Symbianx commented 1 year ago

Alright, changing this line to null as you mentioned fixed the slow performance and the debugger still works. 🎉

Should I make a PR to set it to null or will this cause issues with something else?

softwareCobbler commented 1 year ago

Oh that's good to hear; thanks for looking into it!

The only behavioral side effect of setting this to null is that session won't be inspectable in the debugger, which if your session scope is disabled, is to be expected.

I'd accept a PR, but I think the more general behavior would have to be:

Symbianx commented 1 year ago

I found a method to determine wether session management is enabled or not. (Check #39) However I'm not able to test it since we have it disabled.

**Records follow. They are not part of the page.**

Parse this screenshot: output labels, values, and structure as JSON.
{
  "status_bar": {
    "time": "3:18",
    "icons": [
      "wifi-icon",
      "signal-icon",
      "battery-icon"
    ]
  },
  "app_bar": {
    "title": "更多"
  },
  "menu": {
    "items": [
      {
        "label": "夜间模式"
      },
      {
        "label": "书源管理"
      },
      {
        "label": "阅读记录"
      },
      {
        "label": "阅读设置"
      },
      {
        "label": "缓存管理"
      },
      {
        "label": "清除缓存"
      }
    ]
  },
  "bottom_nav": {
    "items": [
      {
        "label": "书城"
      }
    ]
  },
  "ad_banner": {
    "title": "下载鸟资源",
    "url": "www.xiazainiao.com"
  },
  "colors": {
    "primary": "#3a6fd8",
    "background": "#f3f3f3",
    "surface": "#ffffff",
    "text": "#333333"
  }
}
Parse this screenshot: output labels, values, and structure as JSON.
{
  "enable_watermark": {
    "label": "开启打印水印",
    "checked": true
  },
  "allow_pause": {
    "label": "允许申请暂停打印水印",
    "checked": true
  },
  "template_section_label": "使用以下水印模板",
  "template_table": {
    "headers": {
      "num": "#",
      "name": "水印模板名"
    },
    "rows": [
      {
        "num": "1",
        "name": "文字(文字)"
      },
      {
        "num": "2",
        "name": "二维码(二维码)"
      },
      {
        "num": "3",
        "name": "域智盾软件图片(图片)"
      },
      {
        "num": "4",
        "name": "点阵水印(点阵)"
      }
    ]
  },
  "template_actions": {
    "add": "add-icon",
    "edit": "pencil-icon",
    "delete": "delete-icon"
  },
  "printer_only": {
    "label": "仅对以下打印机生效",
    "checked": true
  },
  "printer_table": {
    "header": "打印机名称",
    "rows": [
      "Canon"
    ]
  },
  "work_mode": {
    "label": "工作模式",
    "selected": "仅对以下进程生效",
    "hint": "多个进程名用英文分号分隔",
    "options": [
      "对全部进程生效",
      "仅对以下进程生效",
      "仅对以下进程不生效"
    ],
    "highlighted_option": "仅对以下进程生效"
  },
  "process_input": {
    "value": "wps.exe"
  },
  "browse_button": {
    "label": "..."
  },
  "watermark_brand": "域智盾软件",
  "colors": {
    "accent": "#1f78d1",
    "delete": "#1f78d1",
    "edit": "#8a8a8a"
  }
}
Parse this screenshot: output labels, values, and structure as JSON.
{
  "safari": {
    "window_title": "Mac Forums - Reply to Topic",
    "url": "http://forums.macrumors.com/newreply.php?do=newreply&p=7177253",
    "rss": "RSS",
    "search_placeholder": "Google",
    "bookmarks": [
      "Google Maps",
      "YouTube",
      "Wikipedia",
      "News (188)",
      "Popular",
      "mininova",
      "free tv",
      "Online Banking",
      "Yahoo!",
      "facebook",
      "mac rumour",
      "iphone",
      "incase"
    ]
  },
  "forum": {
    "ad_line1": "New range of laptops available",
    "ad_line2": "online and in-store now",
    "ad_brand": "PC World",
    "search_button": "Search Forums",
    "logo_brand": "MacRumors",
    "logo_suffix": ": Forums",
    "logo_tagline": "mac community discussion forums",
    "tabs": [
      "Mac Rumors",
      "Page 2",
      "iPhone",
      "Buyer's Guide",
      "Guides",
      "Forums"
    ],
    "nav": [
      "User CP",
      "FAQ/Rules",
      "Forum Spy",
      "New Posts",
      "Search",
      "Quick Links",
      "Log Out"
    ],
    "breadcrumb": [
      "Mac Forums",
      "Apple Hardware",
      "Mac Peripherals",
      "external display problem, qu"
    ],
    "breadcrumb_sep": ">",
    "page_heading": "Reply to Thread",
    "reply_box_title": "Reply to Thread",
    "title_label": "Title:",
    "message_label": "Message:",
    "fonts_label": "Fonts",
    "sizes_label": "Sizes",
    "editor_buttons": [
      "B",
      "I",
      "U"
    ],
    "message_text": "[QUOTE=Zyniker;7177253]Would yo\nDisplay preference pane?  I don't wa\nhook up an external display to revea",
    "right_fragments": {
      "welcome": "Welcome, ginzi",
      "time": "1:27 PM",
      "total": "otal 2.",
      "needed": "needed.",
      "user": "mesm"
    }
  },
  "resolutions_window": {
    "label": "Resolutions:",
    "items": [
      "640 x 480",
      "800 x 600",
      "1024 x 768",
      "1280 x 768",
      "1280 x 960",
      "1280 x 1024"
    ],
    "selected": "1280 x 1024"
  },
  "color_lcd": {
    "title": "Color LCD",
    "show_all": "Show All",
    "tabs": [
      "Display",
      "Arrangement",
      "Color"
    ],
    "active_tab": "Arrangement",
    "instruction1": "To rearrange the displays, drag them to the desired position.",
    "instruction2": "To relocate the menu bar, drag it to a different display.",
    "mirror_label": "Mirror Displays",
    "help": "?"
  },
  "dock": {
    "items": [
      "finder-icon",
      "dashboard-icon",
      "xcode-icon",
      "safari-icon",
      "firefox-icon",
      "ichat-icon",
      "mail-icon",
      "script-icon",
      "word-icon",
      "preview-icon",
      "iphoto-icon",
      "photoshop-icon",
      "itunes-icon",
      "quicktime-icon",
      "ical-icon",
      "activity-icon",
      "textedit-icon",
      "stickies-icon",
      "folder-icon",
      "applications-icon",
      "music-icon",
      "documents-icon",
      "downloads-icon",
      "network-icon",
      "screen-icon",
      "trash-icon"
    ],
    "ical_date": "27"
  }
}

softwareCobbler commented 1 year ago

@Symbianx I ran it over here, and continue to have session scope in debug output, so it seems like it does what it says. I wonder if your PR solves @chapmandu's slowness, too?

chapmandu commented 1 year ago

I'll try to reinstall and test today.. interestingly I also have sessions disabled. Good work!

ghost commented 1 year ago

I've run our test suite with the new jar & without the jar installed. There is now about a 5% overhead which I am very happy to live with.. Well done!!